Long-term finance comprises all types of financing (including loans, bonds, leasing, and public and private equity) with a maturity exceeding one year.
At the global level, this shortage of long-term financing also means that despite appeals by the Group of Twenty (G-20) and other key international groups, developing countries are struggling to mobilize the billions of dollars in financing they need to build badly-needed infrastructure in order to grow their national and regional economies.
According to the new report: ‘Global Financial Development Report 2015-2016: Long-term Financing,’ extending the maturity structure of finance is considered to be at the core of sustainable financial development.
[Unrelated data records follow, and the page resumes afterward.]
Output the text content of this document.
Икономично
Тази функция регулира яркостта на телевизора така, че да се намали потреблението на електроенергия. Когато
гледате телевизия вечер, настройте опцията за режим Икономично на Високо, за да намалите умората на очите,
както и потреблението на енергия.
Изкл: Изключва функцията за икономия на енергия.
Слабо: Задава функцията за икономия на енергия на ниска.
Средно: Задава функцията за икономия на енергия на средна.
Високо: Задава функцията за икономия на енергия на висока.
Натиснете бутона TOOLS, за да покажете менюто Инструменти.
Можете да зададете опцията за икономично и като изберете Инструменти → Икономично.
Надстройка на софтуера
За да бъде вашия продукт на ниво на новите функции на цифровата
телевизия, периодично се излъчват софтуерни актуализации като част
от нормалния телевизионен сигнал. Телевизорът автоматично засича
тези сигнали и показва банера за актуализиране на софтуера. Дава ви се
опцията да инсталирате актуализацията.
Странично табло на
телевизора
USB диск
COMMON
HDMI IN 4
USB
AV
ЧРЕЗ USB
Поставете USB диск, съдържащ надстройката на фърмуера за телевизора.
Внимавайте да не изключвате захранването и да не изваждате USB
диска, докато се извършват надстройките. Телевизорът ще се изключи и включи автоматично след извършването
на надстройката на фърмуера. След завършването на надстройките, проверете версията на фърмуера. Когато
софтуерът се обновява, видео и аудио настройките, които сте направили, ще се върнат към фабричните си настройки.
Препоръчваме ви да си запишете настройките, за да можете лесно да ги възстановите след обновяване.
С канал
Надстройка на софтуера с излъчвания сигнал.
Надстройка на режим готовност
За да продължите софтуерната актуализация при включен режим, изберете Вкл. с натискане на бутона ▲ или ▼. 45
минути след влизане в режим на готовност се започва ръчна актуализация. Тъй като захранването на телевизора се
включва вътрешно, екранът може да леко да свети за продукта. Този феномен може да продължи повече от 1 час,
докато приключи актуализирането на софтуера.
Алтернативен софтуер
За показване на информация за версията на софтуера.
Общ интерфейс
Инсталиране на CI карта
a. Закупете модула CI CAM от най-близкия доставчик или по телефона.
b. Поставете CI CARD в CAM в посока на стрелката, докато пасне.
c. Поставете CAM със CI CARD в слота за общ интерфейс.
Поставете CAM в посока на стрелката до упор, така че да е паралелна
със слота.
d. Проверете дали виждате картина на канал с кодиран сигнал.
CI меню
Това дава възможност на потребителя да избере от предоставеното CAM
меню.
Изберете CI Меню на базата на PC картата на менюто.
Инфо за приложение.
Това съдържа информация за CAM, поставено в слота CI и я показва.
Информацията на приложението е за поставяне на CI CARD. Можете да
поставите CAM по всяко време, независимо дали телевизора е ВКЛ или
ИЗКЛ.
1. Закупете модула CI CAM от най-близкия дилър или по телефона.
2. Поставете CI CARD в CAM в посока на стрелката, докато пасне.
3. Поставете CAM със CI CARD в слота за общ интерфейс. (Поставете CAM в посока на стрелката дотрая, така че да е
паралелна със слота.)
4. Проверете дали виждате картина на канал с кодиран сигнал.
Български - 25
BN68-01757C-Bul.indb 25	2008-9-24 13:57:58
Securing long-term financing, defined as investment funding that matures in a year or more, depends on the same fundamentals essential to tackling the current volatility in global capital markets: Policy makers need to focus on institutional reforms, such as promoting macroeconomic stability, establishing a regulated and legally enforceable banking and investment system that protects creditors and borrowers, and setting a framework for capital markets and institutional investors.
“Typically, direct interventions have not been successful where underlying problems remained,” Kim said.
“As a result, governments and international bodies must focus on reforms that help overcome market failures and institutional weaknesses,”
“They must also improve risk and information sharing, and promote financial literacy and consumer protection.”